Prices at the pump typically rise in the days leading up to a holiday weekend, based on the increased demand for gasoline. But after hitting highs in mid-March, gas prices have steadily declined and haven't wavered by more than a few cents for several weeks.
"We expect prices to rise by maybe a couple of cents per gallon this weekend," said Gregg Laskoski, managing director of public and government relations for Tampa-based AAA Auto Club South. "We don't have any hard evidence that will happen, but past history indicates we'll see a small rise. Prices went up a few cents on Memorial Day weekend, and then they went right back down when the weekend was over."
AAA said it expects 37.4 million people to travel this weekend, the highest amount for July Fourth in nine years. Of that group, 32.6 million people will travel 50 miles or more by car, AAA said.
In Florida, 2.1 million people are expected to take trips this weekend, with the majority - 1.9 million - traveling by car. While international trips and air travel are still down, there should be plenty of activity within Florida's borders and on cruise lines in the Caribbean this weekend, said Mary Ratterman, a travel agent at Bon Voyage Travel Inc., an agency based in Gainesville.
"We're booking a lot of four-day trips to Disney World and Universal Studios in Orlando this weekend," Ratterman said. "We're also seeing a lot of people taking four-night cruises for the holiday."

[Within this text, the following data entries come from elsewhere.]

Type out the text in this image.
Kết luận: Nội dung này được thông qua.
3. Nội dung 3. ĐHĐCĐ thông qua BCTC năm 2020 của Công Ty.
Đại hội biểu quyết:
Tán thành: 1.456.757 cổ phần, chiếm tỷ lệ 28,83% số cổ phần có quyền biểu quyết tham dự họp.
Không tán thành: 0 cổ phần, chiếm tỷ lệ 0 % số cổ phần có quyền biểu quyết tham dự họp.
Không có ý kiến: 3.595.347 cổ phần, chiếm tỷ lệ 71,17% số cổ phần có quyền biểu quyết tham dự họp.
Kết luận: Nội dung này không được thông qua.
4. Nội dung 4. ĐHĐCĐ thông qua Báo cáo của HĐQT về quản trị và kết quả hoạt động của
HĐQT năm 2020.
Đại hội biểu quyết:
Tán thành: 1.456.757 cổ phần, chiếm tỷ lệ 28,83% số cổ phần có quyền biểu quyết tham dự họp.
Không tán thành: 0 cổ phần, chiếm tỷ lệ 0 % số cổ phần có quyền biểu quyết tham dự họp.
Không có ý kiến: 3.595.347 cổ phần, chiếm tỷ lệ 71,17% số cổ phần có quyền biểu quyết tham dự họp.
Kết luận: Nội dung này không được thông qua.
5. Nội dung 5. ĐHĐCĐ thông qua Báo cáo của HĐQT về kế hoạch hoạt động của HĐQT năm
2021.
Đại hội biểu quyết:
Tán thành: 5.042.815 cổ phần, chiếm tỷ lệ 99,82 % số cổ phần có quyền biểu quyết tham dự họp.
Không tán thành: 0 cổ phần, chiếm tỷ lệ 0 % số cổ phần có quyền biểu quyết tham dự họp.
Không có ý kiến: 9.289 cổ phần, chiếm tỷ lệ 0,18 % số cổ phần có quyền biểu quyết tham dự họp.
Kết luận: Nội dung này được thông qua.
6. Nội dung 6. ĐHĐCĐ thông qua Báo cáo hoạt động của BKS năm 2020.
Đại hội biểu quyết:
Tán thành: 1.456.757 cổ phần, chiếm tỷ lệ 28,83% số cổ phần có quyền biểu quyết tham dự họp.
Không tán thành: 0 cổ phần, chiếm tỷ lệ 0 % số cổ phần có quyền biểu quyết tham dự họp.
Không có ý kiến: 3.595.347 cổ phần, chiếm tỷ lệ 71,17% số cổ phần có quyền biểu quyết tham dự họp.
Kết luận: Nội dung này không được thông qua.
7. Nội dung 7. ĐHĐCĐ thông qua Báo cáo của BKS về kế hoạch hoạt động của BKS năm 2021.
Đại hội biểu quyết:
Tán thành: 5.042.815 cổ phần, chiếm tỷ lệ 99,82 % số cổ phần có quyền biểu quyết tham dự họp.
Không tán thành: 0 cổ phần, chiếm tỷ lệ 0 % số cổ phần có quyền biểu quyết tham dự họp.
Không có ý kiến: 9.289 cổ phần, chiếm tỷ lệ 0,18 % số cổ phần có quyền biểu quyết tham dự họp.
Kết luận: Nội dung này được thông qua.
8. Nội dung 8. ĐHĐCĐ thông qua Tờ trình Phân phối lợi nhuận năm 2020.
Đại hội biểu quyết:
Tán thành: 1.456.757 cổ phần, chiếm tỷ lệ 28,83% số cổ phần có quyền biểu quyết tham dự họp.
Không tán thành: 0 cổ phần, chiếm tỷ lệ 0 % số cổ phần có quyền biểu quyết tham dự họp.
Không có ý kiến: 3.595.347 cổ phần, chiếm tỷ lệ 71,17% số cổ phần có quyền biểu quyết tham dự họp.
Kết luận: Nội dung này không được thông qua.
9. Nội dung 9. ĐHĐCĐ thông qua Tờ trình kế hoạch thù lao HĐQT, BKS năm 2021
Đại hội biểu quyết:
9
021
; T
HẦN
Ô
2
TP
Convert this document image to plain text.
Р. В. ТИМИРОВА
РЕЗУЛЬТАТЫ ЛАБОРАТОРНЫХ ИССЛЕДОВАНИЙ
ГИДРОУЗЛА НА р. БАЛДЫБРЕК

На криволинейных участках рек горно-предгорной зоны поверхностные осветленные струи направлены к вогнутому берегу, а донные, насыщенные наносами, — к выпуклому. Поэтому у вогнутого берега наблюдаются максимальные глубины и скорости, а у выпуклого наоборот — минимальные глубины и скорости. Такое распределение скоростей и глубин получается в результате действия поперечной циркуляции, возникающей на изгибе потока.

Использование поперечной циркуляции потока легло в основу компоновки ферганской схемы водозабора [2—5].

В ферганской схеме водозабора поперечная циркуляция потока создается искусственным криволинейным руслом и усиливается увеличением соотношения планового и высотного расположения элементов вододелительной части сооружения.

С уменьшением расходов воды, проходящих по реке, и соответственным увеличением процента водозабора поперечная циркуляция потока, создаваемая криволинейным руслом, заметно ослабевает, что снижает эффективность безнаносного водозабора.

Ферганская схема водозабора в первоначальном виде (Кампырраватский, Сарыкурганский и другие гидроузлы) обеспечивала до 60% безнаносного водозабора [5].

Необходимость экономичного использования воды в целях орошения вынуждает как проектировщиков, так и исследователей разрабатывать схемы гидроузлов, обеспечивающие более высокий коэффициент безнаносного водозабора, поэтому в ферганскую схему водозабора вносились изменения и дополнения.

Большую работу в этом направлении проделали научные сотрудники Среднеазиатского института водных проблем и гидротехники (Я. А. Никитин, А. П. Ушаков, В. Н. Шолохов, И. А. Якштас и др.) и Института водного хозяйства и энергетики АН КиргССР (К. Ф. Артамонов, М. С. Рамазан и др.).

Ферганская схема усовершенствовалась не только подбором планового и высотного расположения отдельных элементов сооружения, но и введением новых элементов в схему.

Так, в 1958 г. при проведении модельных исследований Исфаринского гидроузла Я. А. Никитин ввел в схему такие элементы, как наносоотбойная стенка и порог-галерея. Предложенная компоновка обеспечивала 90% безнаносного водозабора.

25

Locally, there will probably be more people leaving the Gainesville area than staying here this weekend, said Roland Loog, director of the Alachua County Visitors and Convention Bureau. However, High Springs and other parts of North Central Florida will be busy as travelers visit the region's springs and rivers for nature-based getaways, he said.
All 19 rooms at the High Springs Country Inn, for example, were booked well in advance for this weekend, said manager Stephanie Burns. Most guests at the inn are from other locations in Florida, but they've also had several repeat visitors from outside the state during the summer months, Burns said.
"Most people are either going cave diving at Ginnie Springs or tubing down the Ichetucknee River," she said. "We usually fill up during most weekends in the summer."